Closer, but still wrong. His point is that women are less likely to enter the field of software or engineering. Not that the subset of women who do enter those fields are less capable than men.
Imagine someone demands that we address the inequitable murder convictions with outcome based goals on the gender distribution of murder convictions. If I say that I believe that the disparity in murder convictions stems from the fact that men commit more murder, not bias in police or courts, does that make me a misandrist?
If women make up ~18% of software developers, why would we expect a non discriminatory hiring process to hire more than 18% women in software development roles?

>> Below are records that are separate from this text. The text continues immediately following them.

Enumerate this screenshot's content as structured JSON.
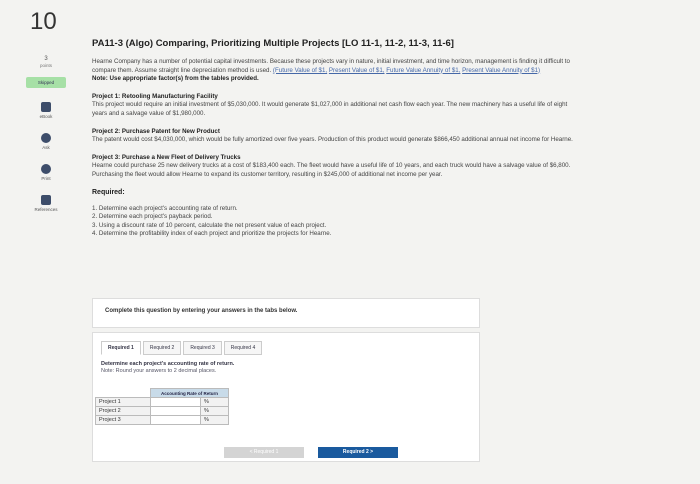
{
  "question": {
    "number": "10",
    "title": "PA11-3 (Algo) Comparing, Prioritizing Multiple Projects [LO 11-1, 11-2, 11-3, 11-6]"
  },
  "sidebar": {
    "points_value": "3",
    "points_label": "points",
    "status": "Skipped",
    "tools": [
      {
        "label": "eBook",
        "icon": "book-icon"
      },
      {
        "label": "Ask",
        "icon": "ask-icon"
      },
      {
        "label": "Print",
        "icon": "print-icon"
      },
      {
        "label": "References",
        "icon": "references-icon"
      }
    ]
  },
  "intro": {
    "text": "Hearne Company has a number of potential capital investments. Because these projects vary in nature, initial investment, and time horizon, management is finding it difficult to compare them. Assume straight line depreciation method is used.",
    "links": [
      "(Future Value of $1,",
      "Present Value of $1,",
      "Future Value Annuity of $1,",
      "Present Value Annuity of $1)"
    ],
    "note": "Note: Use appropriate factor(s) from the tables provided."
  },
  "projects": [
    {
      "title": "Project 1: Retooling Manufacturing Facility",
      "text": "This project would require an initial investment of $5,030,000. It would generate $1,027,000 in additional net cash flow each year. The new machinery has a useful life of eight years and a salvage value of $1,980,000."
    },
    {
      "title": "Project 2: Purchase Patent for New Product",
      "text": "The patent would cost $4,030,000, which would be fully amortized over five years. Production of this product would generate $866,450 additional annual net income for Hearne."
    },
    {
      "title": "Project 3: Purchase a New Fleet of Delivery Trucks",
      "text": "Hearne could purchase 25 new delivery trucks at a cost of $183,400 each. The fleet would have a useful life of 10 years, and each truck would have a salvage value of $6,800. Purchasing the fleet would allow Hearne to expand its customer territory, resulting in $245,000 of additional net income per year."
    }
  ],
  "required": {
    "heading": "Required:",
    "items": [
      "1. Determine each project's accounting rate of return.",
      "2. Determine each project's payback period.",
      "3. Using a discount rate of 10 percent, calculate the net present value of each project.",
      "4. Determine the profitability index of each project and prioritize the projects for Hearne."
    ]
  },
  "instruction_card": "Complete this question by entering your answers in the tabs below.",
  "tabs": [
    "Required 1",
    "Required 2",
    "Required 3",
    "Required 4"
  ],
  "active_tab": "Required 1",
  "tab_content": {
    "prompt": "Determine each project's accounting rate of return.",
    "note": "Note: Round your answers to 2 decimal places.",
    "column_header": "Accounting Rate of Return",
    "rows": [
      {
        "label": "Project 1",
        "value": "",
        "unit": "%"
      },
      {
        "label": "Project 2",
        "value": "",
        "unit": "%"
      },
      {
        "label": "Project 3",
        "value": "",
        "unit": "%"
      }
    ]
  },
  "nav": {
    "prev_label": "< Required 1",
    "next_label": "Required 2 >"
  },
  "colors": {
    "accent": "#1a5a9e",
    "skipped_badge": "#a6e0a6",
    "table_header": "#c8dbe9"
  }
}
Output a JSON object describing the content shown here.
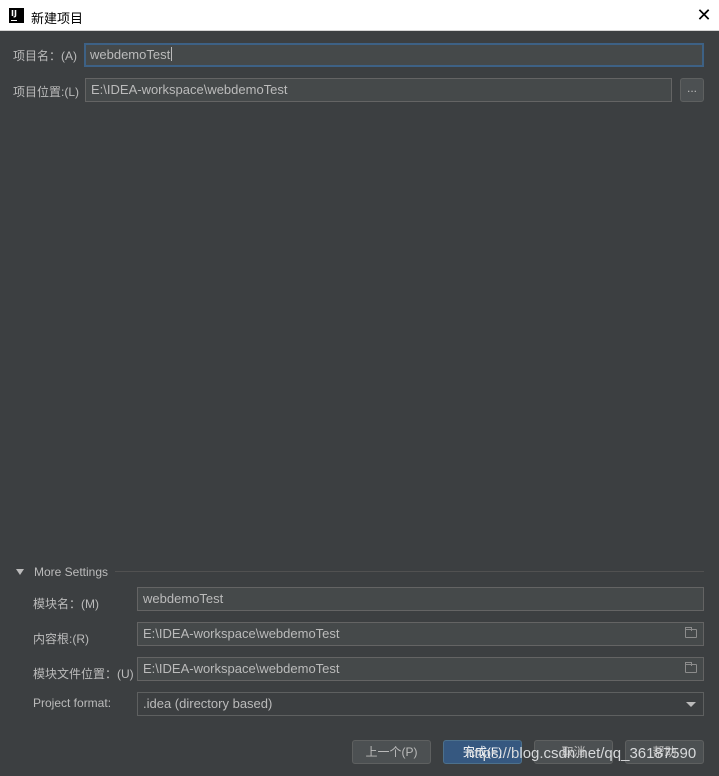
{
  "window": {
    "title": "新建项目",
    "icon_text": "IJ",
    "close_glyph": "✕"
  },
  "project": {
    "name_label": "项目名：(A)",
    "name_value": "webdemoTest",
    "location_label": "项目位置:(L)",
    "location_value": "E:\\IDEA-workspace\\webdemoTest",
    "browse_label": "..."
  },
  "more_settings": {
    "title": "More Settings",
    "expanded": true,
    "module_name_label": "模块名：(M)",
    "module_name_value": "webdemoTest",
    "content_root_label": "内容根:(R)",
    "content_root_value": "E:\\IDEA-workspace\\webdemoTest",
    "module_file_label": "模块文件位置：(U)",
    "module_file_value": "E:\\IDEA-workspace\\webdemoTest",
    "format_label": "Project format:",
    "format_value": ".idea (directory based)"
  },
  "buttons": {
    "previous": "上一个(P)",
    "finish": "完成(F)",
    "cancel": "取消",
    "help": "帮助"
  },
  "watermark": "https://blog.csdn.net/qq_36187590",
  "colors": {
    "background": "#3c3f41",
    "field_background": "#45494a",
    "focus_border": "#3d6185",
    "primary_button": "#365880",
    "text": "#bbbbbb"
  }
}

Arguing about the meaning of what Damore wrote, and what he thought/intended, is a huge waste of time. Just about everybody who read it comes to a different interpretation of what he meant to imply. Then folks argue endlessly (on forums like this, memegen, elsewhere) about their different interpretations.
A better writer with more experience could have written a doc that was basically "some aspects of the training in our DEI classes is not scientifically supported, but is being used as a cudgel to change people's behavior" with a few examples.
I've read the document (before it was widely published- it was posted internally at the time) several times and I don't think I said anything at all that wasn't technically correct.
>Arguing about the meaning of what Damore wrote, and what he thought/intended, is a huge waste of time. Just about everybody who read it comes to a different interpretation of what he meant to imply.
Studying the literal fundamental nature of reality doesn't seem like a waste of time to me.
How did they measure who didn't want to work with him, did they survey the entire company?